My hope is that we have not altogether lost our taste for stories and poems, that the sun has not yet set on literary sensibility. It would be tragic if for clarity and simplicity’s sake we sought our answers from technocrats with bullet-points and found that we could not hear or be moved to action by what they had to say. Although, perhaps that would be for the better since the technocratic logic that refuses complexity is more a part of the problem than of any credible solution. Worse still would be to find that our habits of attention, as some of our more pessimistic critics have warned, had become so attenuated that we could not follow an artful plot nor give a poem the loving, patient care that it demands before it will yield its wisdom.

Reviewing Robert Bellah’s “Religion in Human Evolution,” sociologist David Martin summarizes the book’s central message as follows: “‘We’ are inveterate story tellers as well as theoreticians … As ever in Bellah, his rigorous commitment to objectivity emits a normative aura: it is not a matter of putting stories behind us as childish but of telling the best stories to frame our collective existence.”
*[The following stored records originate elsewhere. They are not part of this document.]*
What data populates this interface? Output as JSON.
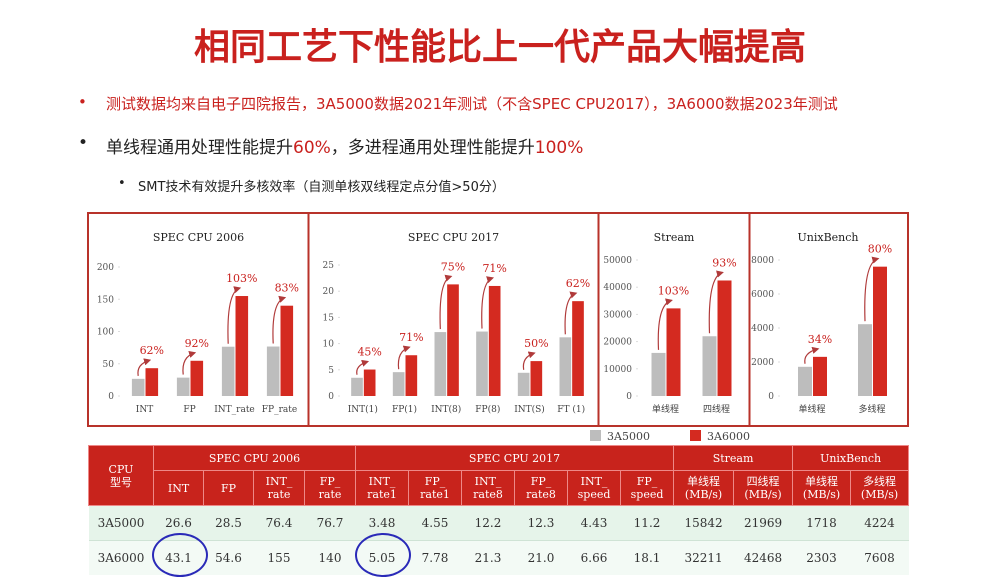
{
  "title": "相同工艺下性能比上一代产品大幅提高",
  "bullets": [
    {
      "parts": [
        "测试数据均来自电子四院报告，3A5000数据2021年测试（不含SPEC CPU2017），3A6000数据2023年测试"
      ]
    },
    {
      "parts": [
        "单线程通用处理性能提升",
        "60%",
        "，多进程通用处理性能提升",
        "100%"
      ]
    },
    {
      "parts": [
        "SMT技术有效提升多核效率（自测单核双线程定点分值>50分）"
      ]
    }
  ],
  "legend": [
    {
      "name": "3A5000",
      "color": "#bdbdbd"
    },
    {
      "name": "3A6000",
      "color": "#d42a20"
    }
  ],
  "chart_data": [
    {
      "type": "bar",
      "title": "SPEC CPU 2006",
      "categories": [
        "INT",
        "FP",
        "INT_rate",
        "FP_rate"
      ],
      "series": [
        {
          "color": "#bdbdbd",
          "values": [
            26.6,
            28.5,
            76.4,
            76.7
          ]
        },
        {
          "color": "#d42a20",
          "values": [
            43.1,
            54.6,
            155,
            140
          ]
        }
      ],
      "annotations": [
        "62%",
        "92%",
        "103%",
        "83%"
      ],
      "ylim": [
        0,
        200
      ],
      "yticks": [
        0,
        50,
        100,
        150,
        200
      ]
    },
    {
      "type": "bar",
      "title": "SPEC CPU 2017",
      "categories": [
        "INT(1)",
        "FP(1)",
        "INT(8)",
        "FP(8)",
        "INT(S)",
        "FT (1)"
      ],
      "series": [
        {
          "color": "#bdbdbd",
          "values": [
            3.48,
            4.55,
            12.2,
            12.3,
            4.43,
            11.2
          ]
        },
        {
          "color": "#d42a20",
          "values": [
            5.05,
            7.78,
            21.3,
            21.0,
            6.66,
            18.1
          ]
        }
      ],
      "annotations": [
        "45%",
        "71%",
        "75%",
        "71%",
        "50%",
        "62%"
      ],
      "ylim": [
        0,
        25
      ],
      "yticks": [
        0,
        5,
        10,
        15,
        20,
        25
      ]
    },
    {
      "type": "bar",
      "title": "Stream",
      "categories": [
        "单线程",
        "四线程"
      ],
      "series": [
        {
          "color": "#bdbdbd",
          "values": [
            15842,
            21969
          ]
        },
        {
          "color": "#d42a20",
          "values": [
            32211,
            42468
          ]
        }
      ],
      "annotations": [
        "103%",
        "93%"
      ],
      "ylim": [
        0,
        50000
      ],
      "yticks": [
        0,
        10000,
        20000,
        30000,
        40000,
        50000
      ]
    },
    {
      "type": "bar",
      "title": "UnixBench",
      "categories": [
        "单线程",
        "多线程"
      ],
      "series": [
        {
          "color": "#bdbdbd",
          "values": [
            1718,
            4224
          ]
        },
        {
          "color": "#d42a20",
          "values": [
            2303,
            7608
          ]
        }
      ],
      "annotations": [
        "34%",
        "80%"
      ],
      "ylim": [
        0,
        8000
      ],
      "yticks": [
        0,
        2000,
        4000,
        6000,
        8000
      ]
    }
  ],
  "table": {
    "corner": "CPU\n型号",
    "groups": [
      {
        "label": "SPEC CPU 2006",
        "span": 4
      },
      {
        "label": "SPEC CPU 2017",
        "span": 6
      },
      {
        "label": "Stream",
        "span": 2
      },
      {
        "label": "UnixBench",
        "span": 2
      }
    ],
    "columns": [
      "INT",
      "FP",
      "INT_\nrate",
      "FP_\nrate",
      "INT_\nrate1",
      "FP_\nrate1",
      "INT_\nrate8",
      "FP_\nrate8",
      "INT_\nspeed",
      "FP_\nspeed",
      "单线程\n(MB/s)",
      "四线程\n(MB/s)",
      "单线程\n(MB/s)",
      "多线程\n(MB/s)"
    ],
    "rows": [
      [
        "3A5000",
        "26.6",
        "28.5",
        "76.4",
        "76.7",
        "3.48",
        "4.55",
        "12.2",
        "12.3",
        "4.43",
        "11.2",
        "15842",
        "21969",
        "1718",
        "4224"
      ],
      [
        "3A6000",
        "43.1",
        "54.6",
        "155",
        "140",
        "5.05",
        "7.78",
        "21.3",
        "21.0",
        "6.66",
        "18.1",
        "32211",
        "42468",
        "2303",
        "7608"
      ]
    ]
  }
}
Indeed, and we might even put the matter more urgently. “It is difficult to get the news from poems,” William Carlos Williams admitted in a line from “Asphodel,” “yet men die miserably every day for lack of what is found there.”

Alasdair MacIntyre famously concluded his ground breaking After Virtue by leaving us waiting “not for a Godot, but for another — doubtless very different — St. Benedict.” It would seem, however, that we would do better to wait for another, doubtless very different, Nathan to penetrate through our blindness and awaken us to the possibilities offered by St. Benedict.